Nada disso cai bem para o filho de Mary Ann Aberman, Mickey Aberman, 57 anos, um advogado da Carolina do Norte. Ele não consegue esquecer uma conversa que teve em um casamento da família há vários anos com uma parente mais velha, que lembrou ter escapado pela floresta enquanto soldados nazistas matavam seus pais e irmãos.

Nem consegue se livrar da imagem de soldados alemães bem tratados aquecidos por aquela lareira, cantando o hino nazista "The Horst Wessel Song". Ele não se importaria tanto, ele diz, caso soldados alemães tivessem morrido ali.

"Se pessoas quiserem vir ver onde os soldados alemães ficavam sentados durante a guerra, é apenas..." ele diz, fazendo uma pausa, imaginando o relativo conforto deles. "Um tipo de raiva cresce, que não estaria ali caso aquilo fosse apenas um amontoado de tijolos."

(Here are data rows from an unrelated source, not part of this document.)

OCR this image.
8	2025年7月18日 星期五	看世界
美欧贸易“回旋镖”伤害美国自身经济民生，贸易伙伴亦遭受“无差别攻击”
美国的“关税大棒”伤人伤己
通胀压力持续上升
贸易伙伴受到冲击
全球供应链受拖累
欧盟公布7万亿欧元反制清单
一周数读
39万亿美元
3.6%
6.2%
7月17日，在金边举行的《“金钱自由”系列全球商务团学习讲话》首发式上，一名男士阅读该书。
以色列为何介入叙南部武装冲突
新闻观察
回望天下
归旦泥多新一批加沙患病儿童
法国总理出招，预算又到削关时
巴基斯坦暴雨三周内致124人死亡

Vários dias atrás, Aberman estava diante da lareira dos prisioneiros de guerra, com sua indignação evidente. O jardineiro que sua mãe contratou para manter o terreno limpo estacionou sua caminhonete para dizer que a chaminé realmente deve ser preservada.

Aberman começou a pregar um sermão sobre história, mas suas palavras não encontraram receptividade. Ciente da resposta antecipadamente, ele perguntou ao homem se queria comprar a propriedade, com chaminé, lareira e tudo.